Jacobs Media's Director of Internet Strategies, Tim Davis, shares some insights from CBS' Les Moonves.
In a recent speech at the Interactive Advertising Bureau's Mixx Conference, Moonves talked about how CBS - once one of the major holdouts among the larger entertainment distributors - has moved to embrace a digital future:
"Any media company that doesn't acknowledge that the Internet is where you need to be -- that it's the fastest-growing, most innovative new place to get premium content -- is sort of out of the ballgame."
And answering the naysayers who argue that allowing content online can harm a company's primary brands (i.e., television or radio programs) Moonves hammered the point that "it is in no way cannibalistic, and it's additive."

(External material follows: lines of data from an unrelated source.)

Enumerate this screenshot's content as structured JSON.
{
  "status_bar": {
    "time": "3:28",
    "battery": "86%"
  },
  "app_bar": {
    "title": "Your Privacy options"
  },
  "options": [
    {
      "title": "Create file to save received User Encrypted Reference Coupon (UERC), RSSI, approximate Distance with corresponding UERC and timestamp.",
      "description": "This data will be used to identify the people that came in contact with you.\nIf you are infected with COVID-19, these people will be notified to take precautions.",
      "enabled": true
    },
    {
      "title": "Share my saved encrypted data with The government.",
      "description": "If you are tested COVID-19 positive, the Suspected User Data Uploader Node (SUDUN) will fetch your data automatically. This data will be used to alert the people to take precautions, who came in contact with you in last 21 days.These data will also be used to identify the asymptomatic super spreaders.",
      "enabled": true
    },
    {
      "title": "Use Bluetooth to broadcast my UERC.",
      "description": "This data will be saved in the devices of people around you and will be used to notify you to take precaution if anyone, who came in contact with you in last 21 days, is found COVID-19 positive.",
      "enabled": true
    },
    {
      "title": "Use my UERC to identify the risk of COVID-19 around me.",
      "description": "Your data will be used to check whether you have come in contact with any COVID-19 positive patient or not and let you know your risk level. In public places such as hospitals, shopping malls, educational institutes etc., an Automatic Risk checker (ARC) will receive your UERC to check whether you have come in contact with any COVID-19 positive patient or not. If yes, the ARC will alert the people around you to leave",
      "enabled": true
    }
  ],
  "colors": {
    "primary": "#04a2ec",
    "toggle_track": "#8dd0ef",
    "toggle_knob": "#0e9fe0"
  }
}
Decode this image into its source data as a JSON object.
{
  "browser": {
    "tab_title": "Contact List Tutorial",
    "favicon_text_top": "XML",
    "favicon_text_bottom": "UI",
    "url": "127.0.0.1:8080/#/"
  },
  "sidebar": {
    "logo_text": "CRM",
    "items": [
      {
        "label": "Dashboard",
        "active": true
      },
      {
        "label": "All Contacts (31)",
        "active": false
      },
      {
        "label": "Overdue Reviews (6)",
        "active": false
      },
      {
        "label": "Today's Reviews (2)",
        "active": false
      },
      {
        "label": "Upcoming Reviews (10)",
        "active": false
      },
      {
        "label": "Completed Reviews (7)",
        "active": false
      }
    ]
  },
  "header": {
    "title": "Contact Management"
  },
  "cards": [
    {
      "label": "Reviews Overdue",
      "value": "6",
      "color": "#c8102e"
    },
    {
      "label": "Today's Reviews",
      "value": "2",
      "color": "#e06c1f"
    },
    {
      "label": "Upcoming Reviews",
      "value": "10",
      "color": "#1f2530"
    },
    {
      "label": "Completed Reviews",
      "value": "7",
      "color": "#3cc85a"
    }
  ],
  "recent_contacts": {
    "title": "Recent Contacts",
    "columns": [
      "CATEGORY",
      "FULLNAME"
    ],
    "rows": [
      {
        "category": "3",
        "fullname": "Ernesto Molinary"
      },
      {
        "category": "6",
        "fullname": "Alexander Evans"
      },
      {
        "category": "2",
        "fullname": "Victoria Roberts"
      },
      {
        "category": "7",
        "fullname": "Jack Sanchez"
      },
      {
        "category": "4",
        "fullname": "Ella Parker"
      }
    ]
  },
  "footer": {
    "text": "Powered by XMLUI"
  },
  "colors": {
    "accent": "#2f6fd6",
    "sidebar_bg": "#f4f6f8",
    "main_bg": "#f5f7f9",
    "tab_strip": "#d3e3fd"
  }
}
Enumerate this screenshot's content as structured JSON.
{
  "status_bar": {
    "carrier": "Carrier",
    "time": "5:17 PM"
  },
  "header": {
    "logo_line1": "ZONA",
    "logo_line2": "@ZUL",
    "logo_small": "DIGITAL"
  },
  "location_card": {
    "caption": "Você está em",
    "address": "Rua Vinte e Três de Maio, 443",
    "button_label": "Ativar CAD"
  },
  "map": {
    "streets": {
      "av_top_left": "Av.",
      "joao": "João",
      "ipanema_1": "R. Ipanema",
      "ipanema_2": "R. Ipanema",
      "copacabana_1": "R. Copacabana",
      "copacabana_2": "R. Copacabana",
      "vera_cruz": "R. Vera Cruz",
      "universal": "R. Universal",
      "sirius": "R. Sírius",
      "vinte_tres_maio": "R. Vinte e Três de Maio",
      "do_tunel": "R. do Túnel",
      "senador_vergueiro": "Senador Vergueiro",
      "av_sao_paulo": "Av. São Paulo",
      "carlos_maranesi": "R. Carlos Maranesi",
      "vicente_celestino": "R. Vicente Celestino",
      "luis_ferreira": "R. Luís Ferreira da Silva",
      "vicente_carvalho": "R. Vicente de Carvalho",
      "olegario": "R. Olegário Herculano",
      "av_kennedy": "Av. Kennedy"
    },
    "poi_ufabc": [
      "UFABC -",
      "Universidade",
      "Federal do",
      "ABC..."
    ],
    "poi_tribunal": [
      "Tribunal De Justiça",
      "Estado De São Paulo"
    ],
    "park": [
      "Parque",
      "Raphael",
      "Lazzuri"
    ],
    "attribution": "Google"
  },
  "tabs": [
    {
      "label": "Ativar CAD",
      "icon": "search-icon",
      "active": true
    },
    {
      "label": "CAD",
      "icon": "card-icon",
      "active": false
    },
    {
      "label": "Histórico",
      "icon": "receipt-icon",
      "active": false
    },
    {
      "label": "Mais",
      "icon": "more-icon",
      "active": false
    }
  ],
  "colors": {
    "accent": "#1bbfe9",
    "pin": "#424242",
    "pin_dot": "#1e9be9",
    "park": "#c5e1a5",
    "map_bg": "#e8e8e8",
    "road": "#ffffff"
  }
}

Truly a groundbreaking stance from a guy whose parent company, Viacom, is still in a billion dollar law suit with YouTube. No doubt some of his epiphany is attributable to CBS' recent acquisition of CNET, putting the company in a primary slot in terms of Internet properties. Regardless of the motivation, CBS has now seeded its content to over 300 different web properties through various licensing and revenue sharing deals.
It's a great example of a big media company seeing through the morass of proprietary content issues, handcuffed distribution models, and short-term, "old media" thinking in order to make sure that its content can stay relevant in a digital world. Slow to the game, yes, but kudos to Moonves and CBS for moving the needle and setting a great example.